Trade Uncertainty, Energy Volatility, Debt Load Among Key Risks
This GRI analysis of the 2026 Ontario Budget reviews key elements of the budget through a financial sector lens, and highlights associated risks including trade uncertainty, geopolitical shocks and fiscal performance. The budget projects a deficit of $13.8 billion for 2026–27, with a return to a modest surplus by 2028–29.
Key risks identified include:
- Revenue sensitive to growth: A $15.8 billion range in projected tax revenue underscores how dependent the fiscal outlook is on nominal GDP performance.
- Interest rate exposure: With total debt exceeding $400 billion, a 100-basis-point increase in borrowing costs would add roughly $870 million in annual costs.
- Demand-driven spending pressures: Healthcare, social assistance and education costs can escalate quickly, with relatively small changes translating to hundreds of millions in additional expenditures.
- Trade uncertainty: A severe downside scenario involving CUSMA withdrawal and higher U.S. tariffs would materially weaken growth and widen deficits.
- Geopolitical and inflation risks: Escalating global conflicts could drive energy prices higher, weaken the Canadian dollar and push inflation above forecast.

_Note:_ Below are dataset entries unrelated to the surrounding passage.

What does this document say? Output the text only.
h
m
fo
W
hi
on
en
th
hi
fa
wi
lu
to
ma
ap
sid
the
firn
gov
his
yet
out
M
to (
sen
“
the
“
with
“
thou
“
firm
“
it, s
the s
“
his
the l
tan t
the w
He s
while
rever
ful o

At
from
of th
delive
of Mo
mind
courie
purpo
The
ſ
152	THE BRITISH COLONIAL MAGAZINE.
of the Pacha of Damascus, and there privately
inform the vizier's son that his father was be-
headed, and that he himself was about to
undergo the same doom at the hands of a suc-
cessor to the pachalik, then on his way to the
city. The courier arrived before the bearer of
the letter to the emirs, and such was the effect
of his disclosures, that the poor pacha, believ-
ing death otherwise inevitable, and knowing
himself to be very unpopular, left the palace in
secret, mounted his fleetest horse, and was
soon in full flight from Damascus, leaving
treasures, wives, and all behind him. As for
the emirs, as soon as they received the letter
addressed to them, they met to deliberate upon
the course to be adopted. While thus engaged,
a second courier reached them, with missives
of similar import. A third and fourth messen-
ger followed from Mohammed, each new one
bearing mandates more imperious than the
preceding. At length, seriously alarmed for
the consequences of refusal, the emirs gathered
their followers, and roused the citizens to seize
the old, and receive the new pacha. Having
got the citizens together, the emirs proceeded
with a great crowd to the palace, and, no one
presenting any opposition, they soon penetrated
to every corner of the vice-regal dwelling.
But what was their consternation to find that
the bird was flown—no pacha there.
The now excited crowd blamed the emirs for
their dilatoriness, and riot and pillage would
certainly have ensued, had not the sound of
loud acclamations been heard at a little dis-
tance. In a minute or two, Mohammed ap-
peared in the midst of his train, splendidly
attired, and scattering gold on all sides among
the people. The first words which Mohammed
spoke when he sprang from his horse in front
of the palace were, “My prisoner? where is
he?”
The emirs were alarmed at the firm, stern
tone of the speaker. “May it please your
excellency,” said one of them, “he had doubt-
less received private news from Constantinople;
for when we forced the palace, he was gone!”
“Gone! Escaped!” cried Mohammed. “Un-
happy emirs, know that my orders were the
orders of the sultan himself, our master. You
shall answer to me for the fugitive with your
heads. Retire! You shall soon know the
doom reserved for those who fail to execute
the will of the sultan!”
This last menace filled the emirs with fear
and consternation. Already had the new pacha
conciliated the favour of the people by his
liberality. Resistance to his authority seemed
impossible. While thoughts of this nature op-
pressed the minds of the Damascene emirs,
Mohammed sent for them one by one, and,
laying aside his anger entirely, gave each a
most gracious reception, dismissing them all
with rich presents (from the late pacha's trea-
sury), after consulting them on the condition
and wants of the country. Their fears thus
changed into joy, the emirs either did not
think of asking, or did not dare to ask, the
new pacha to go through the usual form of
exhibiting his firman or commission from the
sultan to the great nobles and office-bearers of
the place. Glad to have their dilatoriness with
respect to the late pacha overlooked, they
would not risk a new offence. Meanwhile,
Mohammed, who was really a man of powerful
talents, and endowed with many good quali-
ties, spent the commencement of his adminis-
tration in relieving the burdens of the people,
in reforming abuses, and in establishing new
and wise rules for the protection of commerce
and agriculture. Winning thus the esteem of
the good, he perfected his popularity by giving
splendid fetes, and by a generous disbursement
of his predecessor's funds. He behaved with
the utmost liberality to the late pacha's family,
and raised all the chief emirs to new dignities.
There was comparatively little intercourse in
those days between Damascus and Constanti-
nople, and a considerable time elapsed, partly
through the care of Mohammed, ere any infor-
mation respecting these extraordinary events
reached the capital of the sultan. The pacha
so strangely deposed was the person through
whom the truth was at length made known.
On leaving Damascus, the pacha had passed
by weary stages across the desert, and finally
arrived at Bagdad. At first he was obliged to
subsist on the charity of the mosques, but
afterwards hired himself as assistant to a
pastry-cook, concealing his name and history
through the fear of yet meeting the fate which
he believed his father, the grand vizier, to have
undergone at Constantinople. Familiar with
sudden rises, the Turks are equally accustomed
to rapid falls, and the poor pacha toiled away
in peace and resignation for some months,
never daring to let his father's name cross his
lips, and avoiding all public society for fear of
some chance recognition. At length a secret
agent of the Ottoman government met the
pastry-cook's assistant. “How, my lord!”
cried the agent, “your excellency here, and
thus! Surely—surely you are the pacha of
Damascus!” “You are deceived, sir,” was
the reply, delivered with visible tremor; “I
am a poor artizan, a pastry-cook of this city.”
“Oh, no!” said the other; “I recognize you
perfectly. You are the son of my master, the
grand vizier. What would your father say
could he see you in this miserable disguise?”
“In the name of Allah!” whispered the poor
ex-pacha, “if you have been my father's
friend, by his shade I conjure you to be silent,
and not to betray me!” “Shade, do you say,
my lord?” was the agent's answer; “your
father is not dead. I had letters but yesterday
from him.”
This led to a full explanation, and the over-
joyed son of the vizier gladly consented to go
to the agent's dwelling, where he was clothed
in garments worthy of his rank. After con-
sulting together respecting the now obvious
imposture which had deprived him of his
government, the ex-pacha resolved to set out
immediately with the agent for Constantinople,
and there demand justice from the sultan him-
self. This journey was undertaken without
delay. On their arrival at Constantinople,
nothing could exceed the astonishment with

Market and sector-specific vulnerabilities, including a correction in AI-driven investment and ongoing housing market softness, could also dampen growth and reduce revenues. While the budget is based on conservative planning assumptions, the province’s fiscal trajectory is highly contingent on external conditions like trade, interest rates and geopolitical stability. Overall, spending and revenue projections reflect an effort to balance near-term stimulus with longer-term fiscal discipline.